"Attention Is All You Need" - the paper title wasn't hype, it was accurate. RNNs are done.
The Sequential Trap
Seq2seq modeling ran on RNNs - LSTMs, GRUs, sometimes CNNs. All sequential. Each token waited for the previous one. ht depended on ht-1. You couldn't parallelize within sequences.
Encoder-decoder architectures used RNNs for everything: building representations (encoding) and modeling dependencies (decoding). Attention was just a helper mechanism bolted on top to connect the two.
The Bottleneck
Long sequences killed performance. Token 1 reaching token 100 required 99 intermediate steps. Information degraded through multiple hops. A 512-token sequence needed 512 sequential operations.
Attention helped - let decoders peek at encoder states directly - but RNNs still did the heavy lifting. The sequential chain remained.
The Insight
What if attention wasn't a helper? What if it was everything?
Self-attention: all tokens attend to all tokens in parallel. No sequential dependency chain. Full GPU utilization. Transformers handle both computation and dependency modeling without a single RNN.
How Self-Attention Works
At the core of self-attention are learned weight matrices that transform input tokens:
- X = input token (dmodel dimension)
- Wq, Wk, Wv = learned weight matrices
These matrices create three representations:
- Q = XWq (queries: what I'm looking for)
- K = XWk (keys: what I contain)
- V = XWv (values: what I'll pass forward)
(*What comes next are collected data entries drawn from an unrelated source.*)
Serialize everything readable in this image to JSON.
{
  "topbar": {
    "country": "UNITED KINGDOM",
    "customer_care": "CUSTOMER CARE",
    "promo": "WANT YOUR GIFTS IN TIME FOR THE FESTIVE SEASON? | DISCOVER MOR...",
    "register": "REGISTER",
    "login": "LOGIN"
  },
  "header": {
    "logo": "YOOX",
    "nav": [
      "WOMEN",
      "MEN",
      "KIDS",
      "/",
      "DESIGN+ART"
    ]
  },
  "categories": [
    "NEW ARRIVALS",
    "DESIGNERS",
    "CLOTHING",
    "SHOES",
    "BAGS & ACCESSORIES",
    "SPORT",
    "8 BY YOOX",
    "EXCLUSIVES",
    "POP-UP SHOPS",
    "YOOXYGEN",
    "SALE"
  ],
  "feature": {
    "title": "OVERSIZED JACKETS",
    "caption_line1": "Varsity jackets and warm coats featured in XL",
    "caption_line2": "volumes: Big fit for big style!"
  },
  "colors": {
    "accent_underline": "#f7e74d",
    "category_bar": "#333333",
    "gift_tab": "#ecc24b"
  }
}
What's dmodel? It's the embedding space - the size of representation throughout the transformer. Every token, at every layer, maintains this same dimensionality. In the original paper, dmodel = 512.
The Result
Transformers made RNNs mostly irrelevant for NLP. GPT, BERT, every LLM you use today - all transformers. Faster training, perfect parallelization, no distance decay.
The sequential bottleneck was dead. Attention was all you needed.